Electronics contract manufacturer Pegatron Corp (和碩) said yesterday it expected its performance to gradually improve in the coming months after it posted lower-than-expected profits in the first quarter.
“Our operations should improve quarter by quarter and things will get better between August and October this year as the outlook improves in the second half of the year,” Pegatron chairman Tung Tsu-hsien (童子賢) said on the sidelines of an event to promote family-friendly working environments.
The Taipei-based company on Wednesday last week reported first-quarter profit of NT$1.51 billion (US$39.9 million), down 35 percent from the previous quarter, and a record low gross margin of 1.8 percent.

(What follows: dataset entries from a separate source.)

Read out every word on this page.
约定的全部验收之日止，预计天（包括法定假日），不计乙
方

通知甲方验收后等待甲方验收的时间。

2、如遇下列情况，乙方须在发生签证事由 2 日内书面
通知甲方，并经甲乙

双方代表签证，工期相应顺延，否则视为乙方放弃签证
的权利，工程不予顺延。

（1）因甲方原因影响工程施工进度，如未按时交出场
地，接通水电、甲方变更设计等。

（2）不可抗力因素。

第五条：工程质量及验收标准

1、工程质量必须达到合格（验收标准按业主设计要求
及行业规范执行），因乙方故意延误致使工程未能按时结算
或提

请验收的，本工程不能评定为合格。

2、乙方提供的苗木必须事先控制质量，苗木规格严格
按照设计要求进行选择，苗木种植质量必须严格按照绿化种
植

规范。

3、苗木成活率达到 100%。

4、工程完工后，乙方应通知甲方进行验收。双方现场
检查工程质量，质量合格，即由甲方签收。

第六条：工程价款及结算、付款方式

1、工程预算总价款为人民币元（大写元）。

It attributed the disappointing results to weak demand from new customers and higher labor and component costs.
Tung said the results also reflected uncertainty over Pegatron’s positioning since it was spun off from Asustek Computer Inc (華碩) in late 2009, with potential clients worried it would not be able to make a clean break from the world’s sixth-largest PC brand.
That has made it more difficult for Pegatron to vie for orders from other PC vendors, Tung said.
Tung hopes investors can give Pegatron more time because the company plans to launch a diverse lineup of products that will establish it as a broad-based manufacturer similar to US-based technology company 3M Co.
It expects to produce a range of goods from electronics and communications products to precision machinery, Tung said.